Sejumlah tokoh terdiri atas politisi dan aktivis dijadikan
tersangka oleh polri karena merencanakan makar, yaitu menggulingkan
pemerintahan yang syah. \Mereka ditangkap pada Subuh 2 Desember 2016, menjelang
aksi damai ummat Islam untuk mendoakan
bangsa dan negara. Kapolri Jenderal Tito menjelaskan kepada
DPR pada 5 Desember, langkah itu diambil untuk mengantisipasi para tersangka
melakukan provokasi melalui media sosial. Pihak kepolisian menemukan bukti
bahwa para tersangka akan memanfaatkan unjuk rasa damai ummat Islam,
membelokkan mereka ke gedung DPR/MPR, mendudukinya dan memaksa MPR
menyelenggarakan Sidang Istimewa dengan agenda: kembali ke UUD 1945 sebelum
amandemen dan mengganti presiden/wapres. Sebaliknya Rahmawati Sukarno Puteri
yang juga menjadi tersangka, membenarkan memang akan ke gedung DPR/MPR, bukan
menduduki, melainkan menyampaikan petisi di halamannya dengan membawa massa
sendiri.
Pakar hukum Yusril Izha Mahendra berpendapat, keinginan
menyampaikan petisi tidak dapat dikatakan usaha makar karena itu ia menawarkan
diri menjadi penasehat hukum para tersangka. Tokoh yang juga berpendapat bahwa
himbauan kepada MPR untuk kembali ke UUD 1945 sebelum amandemen bukan makar
adalah mantan Ketua PP Muhammadiyah Din Syamsuddin.
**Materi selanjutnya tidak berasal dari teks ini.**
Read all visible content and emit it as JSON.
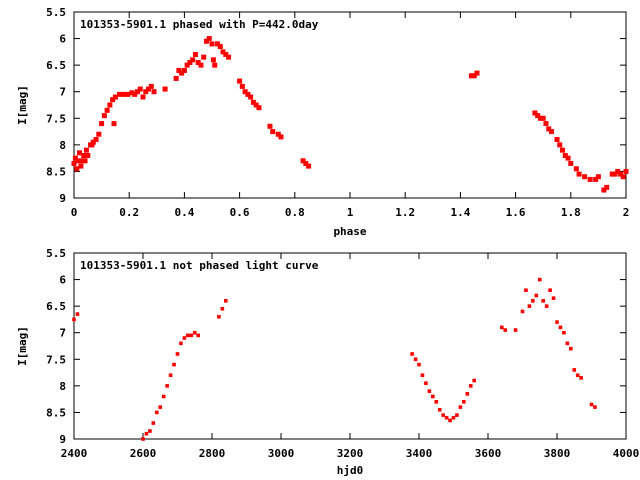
{
  "chart_data": [
    {
      "type": "scatter",
      "title": "101353-5901.1 phased with P=442.0day",
      "xlabel": "phase",
      "ylabel": "I[mag]",
      "xlim": [
        0,
        2
      ],
      "ylim": [
        9,
        5.5
      ],
      "y_inverted": true,
      "grid": false,
      "marker_color": "#ff0000",
      "x_ticks": [
        "0",
        "0.2",
        "0.4",
        "0.6",
        "0.8",
        "1",
        "1.2",
        "1.4",
        "1.6",
        "1.8",
        "2"
      ],
      "x_tick_values": [
        0,
        0.2,
        0.4,
        0.6,
        0.8,
        1.0,
        1.2,
        1.4,
        1.6,
        1.8,
        2.0
      ],
      "y_ticks": [
        "5.5",
        "6",
        "6.5",
        "7",
        "7.5",
        "8",
        "8.5",
        "9"
      ],
      "y_tick_values": [
        5.5,
        6,
        6.5,
        7,
        7.5,
        8,
        8.5,
        9
      ],
      "points": [
        [
          0.0,
          8.35
        ],
        [
          0.005,
          8.25
        ],
        [
          0.01,
          8.45
        ],
        [
          0.015,
          8.3
        ],
        [
          0.02,
          8.15
        ],
        [
          0.025,
          8.4
        ],
        [
          0.03,
          8.3
        ],
        [
          0.035,
          8.2
        ],
        [
          0.04,
          8.3
        ],
        [
          0.045,
          8.1
        ],
        [
          0.05,
          8.2
        ],
        [
          0.06,
          8.0
        ],
        [
          0.065,
          8.0
        ],
        [
          0.07,
          7.95
        ],
        [
          0.08,
          7.9
        ],
        [
          0.09,
          7.8
        ],
        [
          0.1,
          7.6
        ],
        [
          0.11,
          7.45
        ],
        [
          0.12,
          7.35
        ],
        [
          0.13,
          7.25
        ],
        [
          0.14,
          7.15
        ],
        [
          0.145,
          7.6
        ],
        [
          0.15,
          7.1
        ],
        [
          0.165,
          7.05
        ],
        [
          0.18,
          7.05
        ],
        [
          0.195,
          7.05
        ],
        [
          0.21,
          7.02
        ],
        [
          0.22,
          7.05
        ],
        [
          0.23,
          7.0
        ],
        [
          0.24,
          6.95
        ],
        [
          0.25,
          7.1
        ],
        [
          0.26,
          7.0
        ],
        [
          0.27,
          6.95
        ],
        [
          0.28,
          6.9
        ],
        [
          0.29,
          7.0
        ],
        [
          0.33,
          6.95
        ],
        [
          0.37,
          6.75
        ],
        [
          0.38,
          6.6
        ],
        [
          0.39,
          6.65
        ],
        [
          0.4,
          6.6
        ],
        [
          0.41,
          6.5
        ],
        [
          0.42,
          6.45
        ],
        [
          0.43,
          6.4
        ],
        [
          0.44,
          6.3
        ],
        [
          0.45,
          6.45
        ],
        [
          0.46,
          6.5
        ],
        [
          0.47,
          6.35
        ],
        [
          0.48,
          6.05
        ],
        [
          0.49,
          6.0
        ],
        [
          0.5,
          6.1
        ],
        [
          0.505,
          6.4
        ],
        [
          0.51,
          6.5
        ],
        [
          0.52,
          6.1
        ],
        [
          0.53,
          6.15
        ],
        [
          0.54,
          6.25
        ],
        [
          0.55,
          6.3
        ],
        [
          0.56,
          6.35
        ],
        [
          0.6,
          6.8
        ],
        [
          0.61,
          6.9
        ],
        [
          0.62,
          7.0
        ],
        [
          0.63,
          7.05
        ],
        [
          0.64,
          7.1
        ],
        [
          0.65,
          7.2
        ],
        [
          0.66,
          7.25
        ],
        [
          0.67,
          7.3
        ],
        [
          0.71,
          7.65
        ],
        [
          0.72,
          7.75
        ],
        [
          0.74,
          7.8
        ],
        [
          0.75,
          7.85
        ],
        [
          0.83,
          8.3
        ],
        [
          0.84,
          8.35
        ],
        [
          0.85,
          8.4
        ],
        [
          1.44,
          6.7
        ],
        [
          1.45,
          6.7
        ],
        [
          1.46,
          6.65
        ],
        [
          1.67,
          7.4
        ],
        [
          1.68,
          7.45
        ],
        [
          1.69,
          7.5
        ],
        [
          1.7,
          7.5
        ],
        [
          1.71,
          7.6
        ],
        [
          1.72,
          7.7
        ],
        [
          1.73,
          7.75
        ],
        [
          1.75,
          7.9
        ],
        [
          1.76,
          8.0
        ],
        [
          1.77,
          8.1
        ],
        [
          1.78,
          8.2
        ],
        [
          1.79,
          8.25
        ],
        [
          1.8,
          8.35
        ],
        [
          1.82,
          8.45
        ],
        [
          1.83,
          8.55
        ],
        [
          1.85,
          8.6
        ],
        [
          1.87,
          8.65
        ],
        [
          1.89,
          8.65
        ],
        [
          1.9,
          8.6
        ],
        [
          1.92,
          8.85
        ],
        [
          1.93,
          8.8
        ],
        [
          1.95,
          8.55
        ],
        [
          1.96,
          8.55
        ],
        [
          1.97,
          8.5
        ],
        [
          1.98,
          8.55
        ],
        [
          1.99,
          8.6
        ],
        [
          2.0,
          8.5
        ]
      ]
    },
    {
      "type": "scatter",
      "title": "101353-5901.1 not phased light curve",
      "xlabel": "hjd0",
      "ylabel": "I[mag]",
      "xlim": [
        2400,
        4000
      ],
      "ylim": [
        9,
        5.5
      ],
      "y_inverted": true,
      "grid": false,
      "marker_color": "#ff0000",
      "x_ticks": [
        "2400",
        "2600",
        "2800",
        "3000",
        "3200",
        "3400",
        "3600",
        "3800",
        "4000"
      ],
      "x_tick_values": [
        2400,
        2600,
        2800,
        3000,
        3200,
        3400,
        3600,
        3800,
        4000
      ],
      "y_ticks": [
        "5.5",
        "6",
        "6.5",
        "7",
        "7.5",
        "8",
        "8.5",
        "9"
      ],
      "y_tick_values": [
        5.5,
        6,
        6.5,
        7,
        7.5,
        8,
        8.5,
        9
      ],
      "points": [
        [
          2400,
          6.75
        ],
        [
          2410,
          6.65
        ],
        [
          2600,
          9.0
        ],
        [
          2610,
          8.9
        ],
        [
          2620,
          8.85
        ],
        [
          2630,
          8.7
        ],
        [
          2640,
          8.5
        ],
        [
          2650,
          8.4
        ],
        [
          2660,
          8.2
        ],
        [
          2670,
          8.0
        ],
        [
          2680,
          7.8
        ],
        [
          2690,
          7.6
        ],
        [
          2700,
          7.4
        ],
        [
          2710,
          7.2
        ],
        [
          2720,
          7.1
        ],
        [
          2730,
          7.05
        ],
        [
          2740,
          7.05
        ],
        [
          2750,
          7.0
        ],
        [
          2760,
          7.05
        ],
        [
          2820,
          6.7
        ],
        [
          2830,
          6.55
        ],
        [
          2840,
          6.4
        ],
        [
          3380,
          7.4
        ],
        [
          3390,
          7.5
        ],
        [
          3400,
          7.6
        ],
        [
          3410,
          7.8
        ],
        [
          3420,
          7.95
        ],
        [
          3430,
          8.1
        ],
        [
          3440,
          8.2
        ],
        [
          3450,
          8.3
        ],
        [
          3460,
          8.45
        ],
        [
          3470,
          8.55
        ],
        [
          3480,
          8.6
        ],
        [
          3490,
          8.65
        ],
        [
          3500,
          8.6
        ],
        [
          3510,
          8.55
        ],
        [
          3520,
          8.4
        ],
        [
          3530,
          8.3
        ],
        [
          3540,
          8.15
        ],
        [
          3550,
          8.0
        ],
        [
          3560,
          7.9
        ],
        [
          3640,
          6.9
        ],
        [
          3650,
          6.95
        ],
        [
          3680,
          6.95
        ],
        [
          3700,
          6.6
        ],
        [
          3710,
          6.2
        ],
        [
          3720,
          6.5
        ],
        [
          3730,
          6.4
        ],
        [
          3740,
          6.3
        ],
        [
          3750,
          6.0
        ],
        [
          3760,
          6.4
        ],
        [
          3770,
          6.5
        ],
        [
          3780,
          6.2
        ],
        [
          3790,
          6.35
        ],
        [
          3800,
          6.8
        ],
        [
          3810,
          6.9
        ],
        [
          3820,
          7.0
        ],
        [
          3830,
          7.2
        ],
        [
          3840,
          7.3
        ],
        [
          3850,
          7.7
        ],
        [
          3860,
          7.8
        ],
        [
          3870,
          7.85
        ],
        [
          3900,
          8.35
        ],
        [
          3910,
          8.4
        ]
      ]
    }
  ]
}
Kalau begitu, yang perlu diluruskan adalah pengertian makar
itu sendiri. Polisi perlu menunjukkan bukti ada perintah atau seruan dari pihak
terangka untuk menduduki gedung DPR/MPR. Jadi bukan hanya menyampaikan petisi
di depannya seperti dijelaskan Rahmawati.
Bagaimana pun memang tampak adanya keinginan sekelompok
orang yang ingin membatalkan amandemen UUD 1945
dengan cara-cara ekstra parlementer. Sebab kalau mereka berjiwa
demokratis, seharusnya ditempuh melalui wakil-wakil mereka di DPR.